Non-invasive Imaging Technology & Insulin Resistance
Researchers at Yale University are using a biochemical imaging technique, magnetic resonance spectroscopy (MRS), to identify the role of insulin resistance in muscle tissue as a contributing factor in the development of heart disease among those with type 2 diabetes. Scans of the calf muscles and liver were compared between insulin-resistant individuals to young, lean, insulin sensitive individuals. Differences between the two groups occurred in how carbohydrates from food were stored. Insulin sensitive individuals stored the energy from carbohydrates as glucose in the liver and muscle. Individuals with insulin-resistance stored energy from carbohydrates as liver fat resulting in high levels of triglycerides and HDL (bad) cholesterol.

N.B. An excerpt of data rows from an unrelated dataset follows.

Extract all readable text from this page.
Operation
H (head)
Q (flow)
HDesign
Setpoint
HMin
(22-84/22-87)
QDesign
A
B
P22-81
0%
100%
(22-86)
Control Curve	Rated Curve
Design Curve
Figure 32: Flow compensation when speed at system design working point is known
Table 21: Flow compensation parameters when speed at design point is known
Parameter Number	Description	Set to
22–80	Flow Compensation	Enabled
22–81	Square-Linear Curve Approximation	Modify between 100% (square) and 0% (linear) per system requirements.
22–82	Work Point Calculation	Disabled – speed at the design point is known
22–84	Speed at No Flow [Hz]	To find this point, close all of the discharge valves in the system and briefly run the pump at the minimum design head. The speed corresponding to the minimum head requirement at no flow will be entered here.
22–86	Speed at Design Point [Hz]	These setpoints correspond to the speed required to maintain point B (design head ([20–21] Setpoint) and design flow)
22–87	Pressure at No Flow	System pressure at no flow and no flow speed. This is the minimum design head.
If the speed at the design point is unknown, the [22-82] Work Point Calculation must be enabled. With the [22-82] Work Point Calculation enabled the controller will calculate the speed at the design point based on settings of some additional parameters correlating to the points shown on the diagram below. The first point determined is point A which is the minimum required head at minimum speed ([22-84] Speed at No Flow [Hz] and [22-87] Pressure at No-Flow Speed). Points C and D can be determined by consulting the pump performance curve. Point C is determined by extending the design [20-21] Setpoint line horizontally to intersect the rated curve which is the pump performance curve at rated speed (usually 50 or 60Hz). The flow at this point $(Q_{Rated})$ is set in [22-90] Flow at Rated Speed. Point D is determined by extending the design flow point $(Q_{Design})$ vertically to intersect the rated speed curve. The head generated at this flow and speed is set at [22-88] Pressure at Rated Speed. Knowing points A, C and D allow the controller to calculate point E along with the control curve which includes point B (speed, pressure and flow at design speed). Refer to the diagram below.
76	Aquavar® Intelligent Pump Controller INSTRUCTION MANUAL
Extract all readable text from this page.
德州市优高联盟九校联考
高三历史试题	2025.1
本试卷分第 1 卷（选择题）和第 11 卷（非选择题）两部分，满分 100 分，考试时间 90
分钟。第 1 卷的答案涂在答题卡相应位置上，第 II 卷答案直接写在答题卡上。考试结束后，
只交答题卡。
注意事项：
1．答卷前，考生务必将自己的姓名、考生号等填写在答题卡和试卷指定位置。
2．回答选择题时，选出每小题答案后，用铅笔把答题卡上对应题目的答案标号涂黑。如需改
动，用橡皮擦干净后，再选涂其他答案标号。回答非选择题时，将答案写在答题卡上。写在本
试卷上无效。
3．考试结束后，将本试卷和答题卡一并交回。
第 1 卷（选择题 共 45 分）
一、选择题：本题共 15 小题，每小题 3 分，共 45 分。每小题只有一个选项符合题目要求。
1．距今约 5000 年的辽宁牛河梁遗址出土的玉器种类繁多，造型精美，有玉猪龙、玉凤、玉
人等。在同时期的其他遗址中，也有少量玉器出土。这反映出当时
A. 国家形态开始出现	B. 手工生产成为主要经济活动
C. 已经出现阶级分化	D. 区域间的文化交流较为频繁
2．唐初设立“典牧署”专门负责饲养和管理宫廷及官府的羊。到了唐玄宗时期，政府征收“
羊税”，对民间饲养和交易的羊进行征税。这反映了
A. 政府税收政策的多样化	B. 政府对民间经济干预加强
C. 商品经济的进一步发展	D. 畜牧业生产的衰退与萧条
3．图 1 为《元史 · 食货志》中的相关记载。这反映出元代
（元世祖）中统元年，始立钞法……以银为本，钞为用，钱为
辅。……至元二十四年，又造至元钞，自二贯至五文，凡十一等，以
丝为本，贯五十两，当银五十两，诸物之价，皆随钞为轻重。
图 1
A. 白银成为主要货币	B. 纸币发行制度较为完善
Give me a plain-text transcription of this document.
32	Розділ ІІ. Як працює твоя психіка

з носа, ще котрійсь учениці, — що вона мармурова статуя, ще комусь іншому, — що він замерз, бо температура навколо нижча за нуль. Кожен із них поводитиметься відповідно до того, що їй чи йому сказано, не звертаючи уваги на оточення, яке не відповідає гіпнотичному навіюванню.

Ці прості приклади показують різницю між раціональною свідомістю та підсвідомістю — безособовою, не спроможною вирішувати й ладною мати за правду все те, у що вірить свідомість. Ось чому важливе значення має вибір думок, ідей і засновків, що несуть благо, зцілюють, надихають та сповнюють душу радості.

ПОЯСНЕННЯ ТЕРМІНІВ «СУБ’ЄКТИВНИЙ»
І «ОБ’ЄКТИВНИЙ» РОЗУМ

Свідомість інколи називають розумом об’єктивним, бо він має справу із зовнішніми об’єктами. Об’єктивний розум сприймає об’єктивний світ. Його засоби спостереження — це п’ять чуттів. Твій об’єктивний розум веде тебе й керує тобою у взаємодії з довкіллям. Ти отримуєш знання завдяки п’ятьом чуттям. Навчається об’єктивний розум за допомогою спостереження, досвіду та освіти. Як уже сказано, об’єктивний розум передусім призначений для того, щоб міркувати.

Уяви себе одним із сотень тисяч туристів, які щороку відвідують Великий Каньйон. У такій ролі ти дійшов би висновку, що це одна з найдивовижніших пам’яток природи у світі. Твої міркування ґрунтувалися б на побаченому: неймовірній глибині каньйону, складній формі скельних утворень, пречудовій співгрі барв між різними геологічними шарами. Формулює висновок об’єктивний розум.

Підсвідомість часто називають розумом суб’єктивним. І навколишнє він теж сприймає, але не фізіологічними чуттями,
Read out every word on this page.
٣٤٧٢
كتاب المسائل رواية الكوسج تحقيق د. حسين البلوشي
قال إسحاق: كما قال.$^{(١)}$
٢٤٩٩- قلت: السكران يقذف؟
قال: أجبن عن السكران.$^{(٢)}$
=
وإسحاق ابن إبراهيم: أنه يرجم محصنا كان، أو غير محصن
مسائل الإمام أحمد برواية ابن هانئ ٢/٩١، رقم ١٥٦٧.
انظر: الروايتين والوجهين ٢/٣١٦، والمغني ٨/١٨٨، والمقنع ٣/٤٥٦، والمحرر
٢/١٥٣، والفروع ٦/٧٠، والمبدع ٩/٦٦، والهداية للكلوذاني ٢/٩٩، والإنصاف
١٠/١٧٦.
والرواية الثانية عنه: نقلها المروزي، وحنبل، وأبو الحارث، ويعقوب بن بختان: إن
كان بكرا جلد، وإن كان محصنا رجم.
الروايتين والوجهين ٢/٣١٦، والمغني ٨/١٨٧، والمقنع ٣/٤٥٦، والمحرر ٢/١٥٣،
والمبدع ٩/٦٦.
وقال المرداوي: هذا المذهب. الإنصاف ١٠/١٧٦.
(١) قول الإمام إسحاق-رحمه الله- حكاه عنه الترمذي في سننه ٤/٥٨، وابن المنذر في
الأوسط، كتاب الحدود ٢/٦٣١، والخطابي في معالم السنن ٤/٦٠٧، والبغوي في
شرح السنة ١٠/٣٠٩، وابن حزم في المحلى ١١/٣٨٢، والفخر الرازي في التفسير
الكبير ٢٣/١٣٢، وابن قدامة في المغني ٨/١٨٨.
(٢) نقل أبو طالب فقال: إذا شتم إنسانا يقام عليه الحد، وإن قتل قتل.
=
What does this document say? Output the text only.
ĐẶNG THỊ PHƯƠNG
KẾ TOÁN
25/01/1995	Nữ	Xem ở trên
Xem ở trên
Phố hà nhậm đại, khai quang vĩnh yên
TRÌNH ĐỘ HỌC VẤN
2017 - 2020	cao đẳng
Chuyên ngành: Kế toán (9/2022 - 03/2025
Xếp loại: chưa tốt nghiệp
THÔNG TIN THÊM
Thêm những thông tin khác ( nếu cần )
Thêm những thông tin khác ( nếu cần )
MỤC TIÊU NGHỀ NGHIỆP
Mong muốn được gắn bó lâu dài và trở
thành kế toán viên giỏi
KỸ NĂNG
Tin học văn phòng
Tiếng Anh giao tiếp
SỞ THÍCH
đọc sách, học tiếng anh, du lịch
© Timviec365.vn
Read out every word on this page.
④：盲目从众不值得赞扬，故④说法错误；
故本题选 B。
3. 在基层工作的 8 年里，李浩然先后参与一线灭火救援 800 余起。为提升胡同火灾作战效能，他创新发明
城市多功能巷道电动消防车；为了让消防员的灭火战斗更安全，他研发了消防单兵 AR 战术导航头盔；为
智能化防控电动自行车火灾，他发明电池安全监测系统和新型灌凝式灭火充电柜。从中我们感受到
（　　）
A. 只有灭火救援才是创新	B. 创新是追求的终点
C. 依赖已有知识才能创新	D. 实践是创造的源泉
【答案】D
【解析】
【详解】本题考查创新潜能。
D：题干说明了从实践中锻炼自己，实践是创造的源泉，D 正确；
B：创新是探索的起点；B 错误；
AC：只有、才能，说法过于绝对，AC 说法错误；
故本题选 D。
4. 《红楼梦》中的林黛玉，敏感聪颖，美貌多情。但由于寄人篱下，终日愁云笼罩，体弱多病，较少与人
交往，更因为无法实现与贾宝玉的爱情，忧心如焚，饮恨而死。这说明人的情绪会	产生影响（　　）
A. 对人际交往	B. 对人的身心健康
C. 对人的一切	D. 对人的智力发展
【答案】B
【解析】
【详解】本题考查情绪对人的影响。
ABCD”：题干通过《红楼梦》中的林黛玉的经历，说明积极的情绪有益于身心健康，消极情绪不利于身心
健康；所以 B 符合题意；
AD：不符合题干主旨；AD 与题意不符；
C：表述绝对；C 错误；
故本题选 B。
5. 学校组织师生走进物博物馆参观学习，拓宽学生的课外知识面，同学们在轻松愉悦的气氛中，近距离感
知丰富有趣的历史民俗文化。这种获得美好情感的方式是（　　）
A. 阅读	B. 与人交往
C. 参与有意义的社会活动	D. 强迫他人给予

Such research activities are steps towards gaining a better understanding of the complexities that impact diabetes and its complications. For more information about research visit the American Diabetes Association’s website http://www.diabetes.org. Search the research database to find areas of interest as well as where and who is conducting research. The American Diabetes Association has invested over $400 million, funding over 4,000 research projects. Contributing to such research, LIONS Clubs International has awarded nearly $5 million to the Association to support research in diabetic retinopathy. Together, such efforts will someday produce a world without diabetes.